Het geluid van regen op het glas in zijn atelier bracht Bernard Heesen op de gedachte om in de toren geen bronzen, maar een glazen carillon te hangen. Er volgde een proces van ontwikkelen en testen, waarbij een beiaardier, campanoloog, componist en klavierbouwer werden betrokken. Het instrument kan zowel met een traditioneel klavier als met een keyboard bespeeld worden. De beiaardier zit daarbij niet in de toren maar op het plein, te midden van het publiek.
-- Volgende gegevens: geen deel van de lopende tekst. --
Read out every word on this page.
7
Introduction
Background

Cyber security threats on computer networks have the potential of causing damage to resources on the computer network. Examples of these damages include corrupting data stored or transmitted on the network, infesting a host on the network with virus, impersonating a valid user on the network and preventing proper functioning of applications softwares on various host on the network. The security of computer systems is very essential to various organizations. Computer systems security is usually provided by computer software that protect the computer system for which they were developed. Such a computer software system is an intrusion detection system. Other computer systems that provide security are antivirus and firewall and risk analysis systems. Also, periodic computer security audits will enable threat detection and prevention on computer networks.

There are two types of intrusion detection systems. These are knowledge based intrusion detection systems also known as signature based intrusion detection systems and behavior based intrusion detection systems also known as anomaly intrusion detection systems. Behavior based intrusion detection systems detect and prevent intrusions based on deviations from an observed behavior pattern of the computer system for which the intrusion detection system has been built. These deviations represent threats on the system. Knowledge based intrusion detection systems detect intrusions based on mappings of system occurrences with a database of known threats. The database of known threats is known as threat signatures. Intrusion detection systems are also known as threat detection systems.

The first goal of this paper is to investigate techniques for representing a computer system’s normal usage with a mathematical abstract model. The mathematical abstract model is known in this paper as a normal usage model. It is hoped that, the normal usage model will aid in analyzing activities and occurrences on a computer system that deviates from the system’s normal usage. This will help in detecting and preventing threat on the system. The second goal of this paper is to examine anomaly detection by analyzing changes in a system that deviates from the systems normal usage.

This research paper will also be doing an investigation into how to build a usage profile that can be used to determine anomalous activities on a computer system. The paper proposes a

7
Belangrijk voor Heesen was dat er naast het gestemde carillon van vier octaven ook een aantal vreemde, ongestemde en onberekenbare klanken in de toren werden opgenomen. De Zingende Toren wordt maandelijks bespeeld, er zullen regelmatig concerten worden georganiseerd en jaarlijks compositieopdrachten worden uitgeschreven.
Bernard Heesen (Leerdam, 1958) werd oorspronkelijk opgeleid als architect en werkt nu zo’n 25 jaar met glas. Zijn werk is de laatste jaren tentoongesteld in onder meer het museum Boijmans van Beuningen in Rotterdam en Marres in Maastricht. Eerder maakte hij werk in opdracht voor de Trêves zaal in Den Haag. Zijn glaswerk is opgenomen in collecties van onder meer het Stedelijk Museum Amsterdam, Gemeentemuseum Den Haag en het Nationaal Glasmuseum in Leerdam.